Is there a kid or young adult in your neighbourhood who is an excellent athlete but lacks a platform or direction?
Perhaps you know someone with impressive physical skills but has never been given the opportunity to display them in a competitive environment.
History has a few sporting examples of great athletes who were discovered by accident.
An American football coach was once driving near the Canada-U.S. border when he stopped to ask a young man who was plowing a field for directions. That young man, Canadian-born Bronko Nagurski, was so strong he was able to pick up the plow and point it in the direction the coach needed to follow to get to his destination.
Not long after, Nagurski’s legendary football career was born, first at the University of Minnesota – it was the Gophers head coach who had been driving by that day – and then for the Chicago Bears.
Even closer to home, Conn Smythe was said to have become convinced that Syl Apps could play for the Maple Leafs when he saw a teenage Apps dominate on the football field at McMaster University in Hamilton. Apps, who had represented Canada at the 1936 Olympics in pole vault, was soon signed and won the Calder Memorial Trophy as the NHL’s top rookie in 1937. He later won three Stanley Cups in his Hall of Fame career, the last two as Leafs captain.
Nagurski and Apps’s life story could have been quite different had it not been for those happy accidents of their youth.
The world is now a vastly different place where it seems that little remains hidden for long. But the RBC Training Ground program will soon be making stops in this general area, including York University on March 19 and Georgian College on April 15, in hopes of uncovering hidden gems with Olympic potential.
The program is part of the bank’s longtime association with supporting Olympic athletes in Canada. Pumping the tires of a bank can be tricky. Banks’ primary business is something other than developing athletes. But giving athletes opportunities – even ones they may not yet be aware of – gives everyone a lift. It’s also good for business. Besides, RBC support of golf in this country has virtually saved the Canadian Open and boosted other links initiatives from elite-level competition down to the grass roots.
The bank’s Training Ground program has bore fruit across a host of Olympic sports.
One of its program graduates, Albertan Kelsey Mitchell, won Olympic gold in Tokyo in 2021 in track cycling. Mitchell had always been an outstanding athlete, most prominently by playing on the varsity soccer team at the University of Alberta. By her own admission, she lacked the technical skills to thrive at an elite competitive level, be it in team sports or individual ones she had also tried right up until adulthood.
Back from backpacking around the world after graduating university, Mitchell was driving a truck when she heard about the Training Ground. Mitchell didn’t even own a bicycle at the time. She is now an Olympic champion having won the women’s sprint in Tokyo and she has continued to dominate international competition.
Jerome Blake’s story is perhaps even more amazing. Growing up in Jamaica, Blake was a casual track athlete who had plans to join his mother, who had just moved to Canada, when he finished school. Once here, he hitched a ride with a friend’s mom to a local testing site in 2018, the same year he got his Canadian citizenship. He got invited back to the provincial selection process but had to take a bus through the night to get there. Dropped off at the bus depot, he walked the rest of the way to get to the testing site and showed enough to make the final slate of athletes.
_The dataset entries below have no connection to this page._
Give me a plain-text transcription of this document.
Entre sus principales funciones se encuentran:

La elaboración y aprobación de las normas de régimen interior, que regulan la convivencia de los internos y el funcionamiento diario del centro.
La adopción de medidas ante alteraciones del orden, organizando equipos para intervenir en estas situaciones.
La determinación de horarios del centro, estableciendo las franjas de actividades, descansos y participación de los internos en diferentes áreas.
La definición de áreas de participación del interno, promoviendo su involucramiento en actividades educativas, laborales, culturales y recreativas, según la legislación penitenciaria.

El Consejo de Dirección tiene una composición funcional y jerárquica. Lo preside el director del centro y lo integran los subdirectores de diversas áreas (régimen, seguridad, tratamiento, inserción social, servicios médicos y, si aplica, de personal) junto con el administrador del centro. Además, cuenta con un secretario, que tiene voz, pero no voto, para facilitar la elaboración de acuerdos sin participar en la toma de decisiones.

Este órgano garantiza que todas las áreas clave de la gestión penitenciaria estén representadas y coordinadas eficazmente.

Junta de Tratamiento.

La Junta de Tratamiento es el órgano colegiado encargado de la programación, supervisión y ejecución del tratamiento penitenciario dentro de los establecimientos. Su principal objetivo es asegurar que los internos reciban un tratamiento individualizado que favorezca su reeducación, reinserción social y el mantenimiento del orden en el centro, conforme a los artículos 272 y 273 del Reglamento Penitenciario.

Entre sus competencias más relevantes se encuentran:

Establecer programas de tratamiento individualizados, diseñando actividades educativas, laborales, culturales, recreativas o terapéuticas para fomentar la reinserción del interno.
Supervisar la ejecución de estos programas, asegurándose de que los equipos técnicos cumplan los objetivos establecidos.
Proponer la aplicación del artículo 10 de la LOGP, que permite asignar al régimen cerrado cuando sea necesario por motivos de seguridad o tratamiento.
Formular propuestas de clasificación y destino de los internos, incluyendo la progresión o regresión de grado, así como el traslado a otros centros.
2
Two years ago, Blake helped his adopted home country win a silver medal at the Tokyo Olympics in the men’s 4x100m relay and last year he was part of Canada’s dramatic upset of the powerful U.S. squad at the 2022 IAAF World Championship. Now, 27, he’s making inroads in the individual sprints, including a semi-final appearance at last year’s worlds in the 200m, missing qualification for the final by a whisker.
There are other notable individual stories, such as decathlete Pierce LePage, who is now one of the best in the world after finishing second at the 2022 World Championships; he was fifth at the Tokyo Olympics.
Beyond the examples of Mitchell, Blake and LePage, there are numerous less publicized cases of athletes being given opportunity they otherwise wouldn’t have even known about, even if it provides clarity how far they must improve to become genuinely national/Olympic-team worthy.
On-site, the Training Ground program conducts a series of physical tests. Representatives from a number of national sporting federations attend the testing to recruit/identify new talent and to help athletes who may need direction or who have questions. Sports ranging from boxing to wresting, climbing to volleyball are represented and the Training Ground website lists 12 national sporting organizations who are active in the process. According to the website, more than 12,000 athletes have been tested in the seven years the program has been active.
The program first visits the area in Toronto (York University) on March 19, Brampton (Sheridan College) on March 26 and Barrie (Georgian College) on April 15.